I've started using Tailwind in anger now, and whilst I cannot say I've fully completed a project I have some thoughts on it. The first thing is, I do not hate it. I can see how for a certain kind of development team, in particular single developers who are going to do the styling themselves anyway, doing the styling in whatever language you're using to generate your HTML is quite liberating. In particular I do not have quite the same fear I have of changing the styling. In large projects I find they get to the point where I start adding more and more class names to the elements so that I do not have to modify the current CSS but rather add more. That way I'm more confident of not breaking anything that is currently working. However, of course that's not a sustainable path forward. So I'm pretty pleased that the tailwind approach is seeing me more willing to change the current styling.

I thought I would dislike the abbreviated names, and to a certain extent that's true. I still prefer to write (whether in a separate style file, or an inline style), something like margin-left: 1em; rather than ml_4. However, I'm getting used to it pretty quickly, and I do not feel like I have to suffer it.

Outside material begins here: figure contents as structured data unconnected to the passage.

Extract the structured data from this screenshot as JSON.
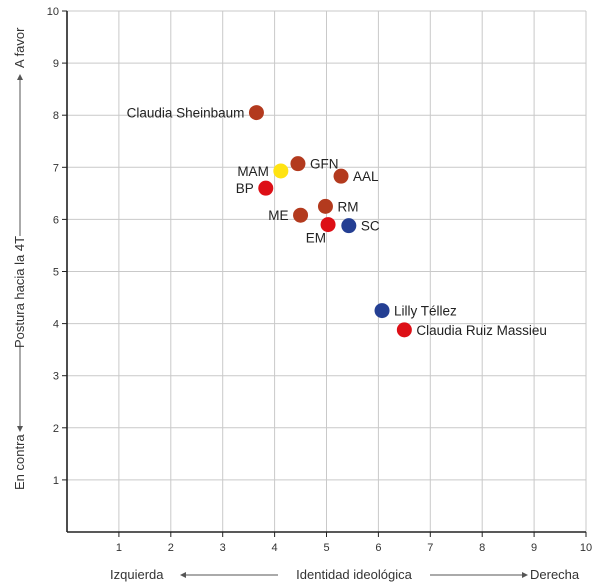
{
  "chart_data": {
    "type": "scatter",
    "xlim": [
      0,
      10
    ],
    "ylim": [
      0,
      10
    ],
    "x_ticks": [
      "1",
      "2",
      "3",
      "4",
      "5",
      "6",
      "7",
      "8",
      "9",
      "10"
    ],
    "y_ticks": [
      "1",
      "2",
      "3",
      "4",
      "5",
      "6",
      "7",
      "8",
      "9",
      "10"
    ],
    "grid": true,
    "x_axis": {
      "left_label": "Izquierda",
      "center_label": "Identidad ideológica",
      "right_label": "Derecha"
    },
    "y_axis": {
      "bottom_label": "En contra",
      "center_label": "Postura hacia la 4T",
      "top_label": "A favor"
    },
    "colors": {
      "dark_red": "#b33a1e",
      "red": "#dd0f16",
      "blue": "#243f93",
      "yellow": "#ffe312"
    },
    "points": [
      {
        "label": "Claudia Sheinbaum",
        "x": 3.65,
        "y": 8.05,
        "color": "#b33a1e",
        "label_pos": "left"
      },
      {
        "label": "GFN",
        "x": 4.45,
        "y": 7.07,
        "color": "#b33a1e",
        "label_pos": "right"
      },
      {
        "label": "MAM",
        "x": 4.12,
        "y": 6.93,
        "color": "#ffe312",
        "label_pos": "left"
      },
      {
        "label": "AAL",
        "x": 5.28,
        "y": 6.83,
        "color": "#b33a1e",
        "label_pos": "right"
      },
      {
        "label": "BP",
        "x": 3.83,
        "y": 6.6,
        "color": "#dd0f16",
        "label_pos": "left"
      },
      {
        "label": "RM",
        "x": 4.98,
        "y": 6.25,
        "color": "#b33a1e",
        "label_pos": "right"
      },
      {
        "label": "ME",
        "x": 4.5,
        "y": 6.08,
        "color": "#b33a1e",
        "label_pos": "left"
      },
      {
        "label": "EM",
        "x": 5.03,
        "y": 5.9,
        "color": "#dd0f16",
        "label_pos": "below-left"
      },
      {
        "label": "SC",
        "x": 5.43,
        "y": 5.88,
        "color": "#243f93",
        "label_pos": "right"
      },
      {
        "label": "Lilly Téllez",
        "x": 6.07,
        "y": 4.25,
        "color": "#243f93",
        "label_pos": "right"
      },
      {
        "label": "Claudia Ruiz Massieu",
        "x": 6.5,
        "y": 3.88,
        "color": "#dd0f16",
        "label_pos": "right"
      }
    ]
  }
}
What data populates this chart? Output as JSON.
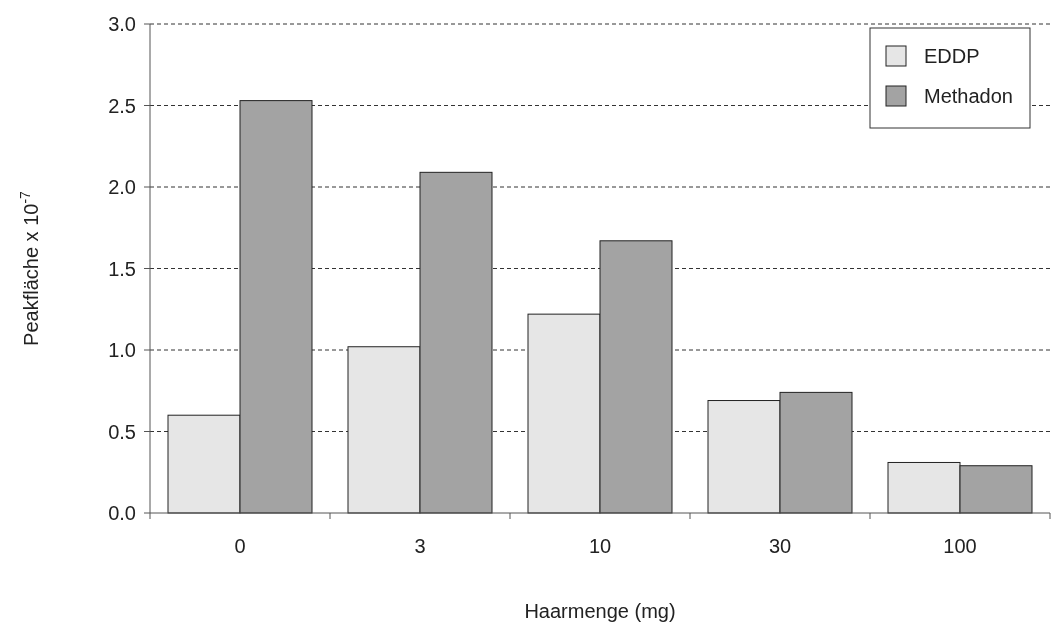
{
  "chart_data": {
    "type": "bar",
    "xlabel": "Haarmenge (mg)",
    "ylabel": "Peakfläche x 10$^{-7}$",
    "categories": [
      "0",
      "3",
      "10",
      "30",
      "100"
    ],
    "series": [
      {
        "name": "EDDP",
        "color": "#e6e6e6",
        "values": [
          0.6,
          1.02,
          1.22,
          0.69,
          0.31
        ]
      },
      {
        "name": "Methadon",
        "color": "#a3a3a3",
        "values": [
          2.53,
          2.09,
          1.67,
          0.74,
          0.29
        ]
      }
    ],
    "ylim": [
      0,
      3
    ],
    "yticks": [
      {
        "value": 0,
        "label": "0.0"
      },
      {
        "value": 0.5,
        "label": "0.5"
      },
      {
        "value": 1,
        "label": "1.0"
      },
      {
        "value": 1.5,
        "label": "1.5"
      },
      {
        "value": 2,
        "label": "2.0"
      },
      {
        "value": 2.5,
        "label": "2.5"
      },
      {
        "value": 3,
        "label": "3.0"
      }
    ],
    "grid": "y",
    "legend": "top right"
  }
}
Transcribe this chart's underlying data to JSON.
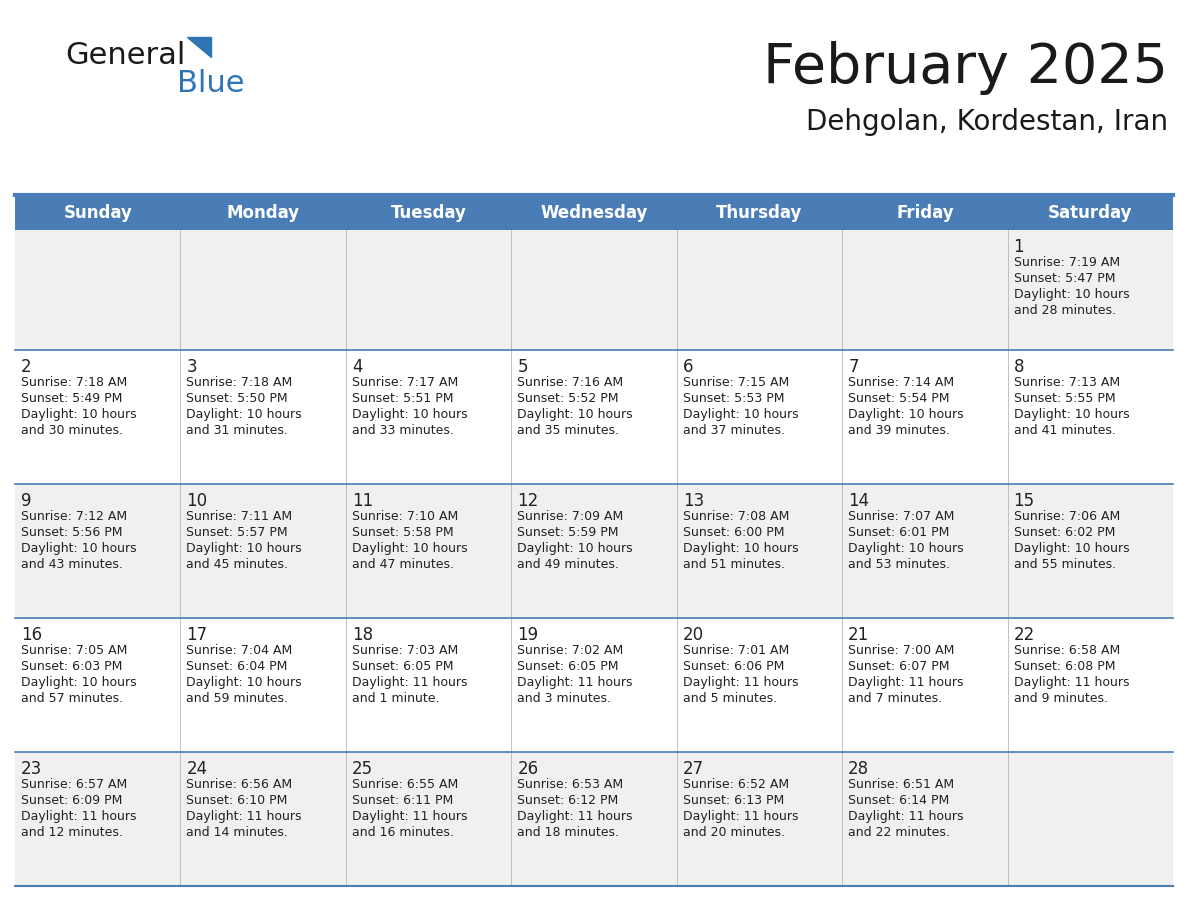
{
  "title": "February 2025",
  "subtitle": "Dehgolan, Kordestan, Iran",
  "days_of_week": [
    "Sunday",
    "Monday",
    "Tuesday",
    "Wednesday",
    "Thursday",
    "Friday",
    "Saturday"
  ],
  "header_bg": "#4a7db5",
  "header_text": "#ffffff",
  "row_bg_odd": "#f0f0f0",
  "row_bg_even": "#ffffff",
  "cell_border_color": "#4a7db5",
  "day_num_color": "#222222",
  "info_text_color": "#222222",
  "logo_general_color": "#1a1a1a",
  "logo_blue_color": "#2e75b6",
  "logo_triangle_color": "#2e75b6",
  "title_color": "#1a1a1a",
  "subtitle_color": "#1a1a1a",
  "fig_width": 11.88,
  "fig_height": 9.18,
  "calendar_data": [
    [
      {
        "day": null,
        "info": null
      },
      {
        "day": null,
        "info": null
      },
      {
        "day": null,
        "info": null
      },
      {
        "day": null,
        "info": null
      },
      {
        "day": null,
        "info": null
      },
      {
        "day": null,
        "info": null
      },
      {
        "day": 1,
        "info": "Sunrise: 7:19 AM\nSunset: 5:47 PM\nDaylight: 10 hours\nand 28 minutes."
      }
    ],
    [
      {
        "day": 2,
        "info": "Sunrise: 7:18 AM\nSunset: 5:49 PM\nDaylight: 10 hours\nand 30 minutes."
      },
      {
        "day": 3,
        "info": "Sunrise: 7:18 AM\nSunset: 5:50 PM\nDaylight: 10 hours\nand 31 minutes."
      },
      {
        "day": 4,
        "info": "Sunrise: 7:17 AM\nSunset: 5:51 PM\nDaylight: 10 hours\nand 33 minutes."
      },
      {
        "day": 5,
        "info": "Sunrise: 7:16 AM\nSunset: 5:52 PM\nDaylight: 10 hours\nand 35 minutes."
      },
      {
        "day": 6,
        "info": "Sunrise: 7:15 AM\nSunset: 5:53 PM\nDaylight: 10 hours\nand 37 minutes."
      },
      {
        "day": 7,
        "info": "Sunrise: 7:14 AM\nSunset: 5:54 PM\nDaylight: 10 hours\nand 39 minutes."
      },
      {
        "day": 8,
        "info": "Sunrise: 7:13 AM\nSunset: 5:55 PM\nDaylight: 10 hours\nand 41 minutes."
      }
    ],
    [
      {
        "day": 9,
        "info": "Sunrise: 7:12 AM\nSunset: 5:56 PM\nDaylight: 10 hours\nand 43 minutes."
      },
      {
        "day": 10,
        "info": "Sunrise: 7:11 AM\nSunset: 5:57 PM\nDaylight: 10 hours\nand 45 minutes."
      },
      {
        "day": 11,
        "info": "Sunrise: 7:10 AM\nSunset: 5:58 PM\nDaylight: 10 hours\nand 47 minutes."
      },
      {
        "day": 12,
        "info": "Sunrise: 7:09 AM\nSunset: 5:59 PM\nDaylight: 10 hours\nand 49 minutes."
      },
      {
        "day": 13,
        "info": "Sunrise: 7:08 AM\nSunset: 6:00 PM\nDaylight: 10 hours\nand 51 minutes."
      },
      {
        "day": 14,
        "info": "Sunrise: 7:07 AM\nSunset: 6:01 PM\nDaylight: 10 hours\nand 53 minutes."
      },
      {
        "day": 15,
        "info": "Sunrise: 7:06 AM\nSunset: 6:02 PM\nDaylight: 10 hours\nand 55 minutes."
      }
    ],
    [
      {
        "day": 16,
        "info": "Sunrise: 7:05 AM\nSunset: 6:03 PM\nDaylight: 10 hours\nand 57 minutes."
      },
      {
        "day": 17,
        "info": "Sunrise: 7:04 AM\nSunset: 6:04 PM\nDaylight: 10 hours\nand 59 minutes."
      },
      {
        "day": 18,
        "info": "Sunrise: 7:03 AM\nSunset: 6:05 PM\nDaylight: 11 hours\nand 1 minute."
      },
      {
        "day": 19,
        "info": "Sunrise: 7:02 AM\nSunset: 6:05 PM\nDaylight: 11 hours\nand 3 minutes."
      },
      {
        "day": 20,
        "info": "Sunrise: 7:01 AM\nSunset: 6:06 PM\nDaylight: 11 hours\nand 5 minutes."
      },
      {
        "day": 21,
        "info": "Sunrise: 7:00 AM\nSunset: 6:07 PM\nDaylight: 11 hours\nand 7 minutes."
      },
      {
        "day": 22,
        "info": "Sunrise: 6:58 AM\nSunset: 6:08 PM\nDaylight: 11 hours\nand 9 minutes."
      }
    ],
    [
      {
        "day": 23,
        "info": "Sunrise: 6:57 AM\nSunset: 6:09 PM\nDaylight: 11 hours\nand 12 minutes."
      },
      {
        "day": 24,
        "info": "Sunrise: 6:56 AM\nSunset: 6:10 PM\nDaylight: 11 hours\nand 14 minutes."
      },
      {
        "day": 25,
        "info": "Sunrise: 6:55 AM\nSunset: 6:11 PM\nDaylight: 11 hours\nand 16 minutes."
      },
      {
        "day": 26,
        "info": "Sunrise: 6:53 AM\nSunset: 6:12 PM\nDaylight: 11 hours\nand 18 minutes."
      },
      {
        "day": 27,
        "info": "Sunrise: 6:52 AM\nSunset: 6:13 PM\nDaylight: 11 hours\nand 20 minutes."
      },
      {
        "day": 28,
        "info": "Sunrise: 6:51 AM\nSunset: 6:14 PM\nDaylight: 11 hours\nand 22 minutes."
      },
      {
        "day": null,
        "info": null
      }
    ]
  ]
}
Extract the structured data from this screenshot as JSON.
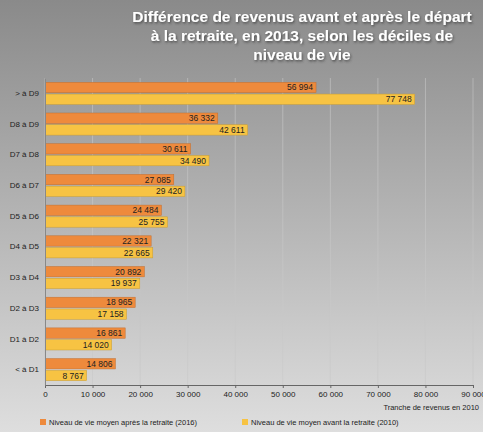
{
  "chart_data": {
    "type": "bar",
    "orientation": "horizontal",
    "title": "Différence de revenus avant et après le départ à la retraite, en 2013, selon les déciles de niveau de vie",
    "x_label": "Tranche de revenus en 2010",
    "categories": [
      "> à D9",
      "D8 à D9",
      "D7 à D8",
      "D6 à D7",
      "D5 à D6",
      "D4 à D5",
      "D3 à D4",
      "D2 à D3",
      "D1 à D2",
      "< à D1"
    ],
    "series": [
      {
        "name": "Niveau de vie moyen après la retraite (2016)",
        "color": "#ee8a3c",
        "values": [
          56994,
          36332,
          30611,
          27085,
          24484,
          22321,
          20892,
          18965,
          16861,
          14806
        ],
        "value_labels": [
          "56 994",
          "36 332",
          "30 611",
          "27 085",
          "24 484",
          "22 321",
          "20 892",
          "18 965",
          "16 861",
          "14 806"
        ]
      },
      {
        "name": "Niveau de vie moyen avant la retraite (2010)",
        "color": "#f7c343",
        "values": [
          77748,
          42611,
          34490,
          29420,
          25755,
          22665,
          19937,
          17158,
          14020,
          8767
        ],
        "value_labels": [
          "77 748",
          "42 611",
          "34 490",
          "29 420",
          "25 755",
          "22 665",
          "19 937",
          "17 158",
          "14 020",
          "8 767"
        ]
      }
    ],
    "xlim": [
      0,
      90000
    ],
    "xticks": [
      0,
      {
        "value": 10000,
        "label": "10 000"
      },
      {
        "value": 20000,
        "label": "20 000"
      },
      {
        "value": 30000,
        "label": "30 000"
      },
      {
        "value": 40000,
        "label": "40 000"
      },
      {
        "value": 50000,
        "label": "50 000"
      },
      {
        "value": 60000,
        "label": "60 000"
      },
      {
        "value": 70000,
        "label": "70 000"
      },
      {
        "value": 80000,
        "label": "80 000"
      },
      {
        "value": 90000,
        "label": "90 000"
      }
    ],
    "grid": true,
    "legend": "bottom",
    "data_labels": true
  }
}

So it's working pretty well for me so far, however, I'm unsure whether it's Tailwind, or more generally generating your styles inline using the language you're using to generate your HTML, in my case Elm. I'm feeling a bit more as if Tailwind isn't actually bringing a lot to the table. In the canonical case for Tailwind the creator of Tailwind Adam Wathan, does address this point:

It's easy to look at this approach and think it's just like throwing style tags on your HTML elements and adding whatever properties you need, but in my experience it's very different.

With inline styles, there are no constraints on what values you choose.

One tag could be font-size: 14px, another could be font-size: 13px, another could be font-size: .9em, and another could be font-size: .85rem.

Okay sure, and I do like that some styling constants, such as colours, are pre-chosen for you. Usually, if you take decisions away from me, I'm going to be pretty happy about that. That being said, I'm not sure I agree with the last part of this. Because you're in a general purpose programming language, you're free to define constants for yourself. I guess in some way I would just be re-implementing tailwind. Still though, I could give them nice names. So my overall conclusion so far with Tailwind, is that I'm neither detesting it, nor blown away with it. Which is a bit of a surprising result. I would have thought it was a love-it-or-hate-it, kind of thing.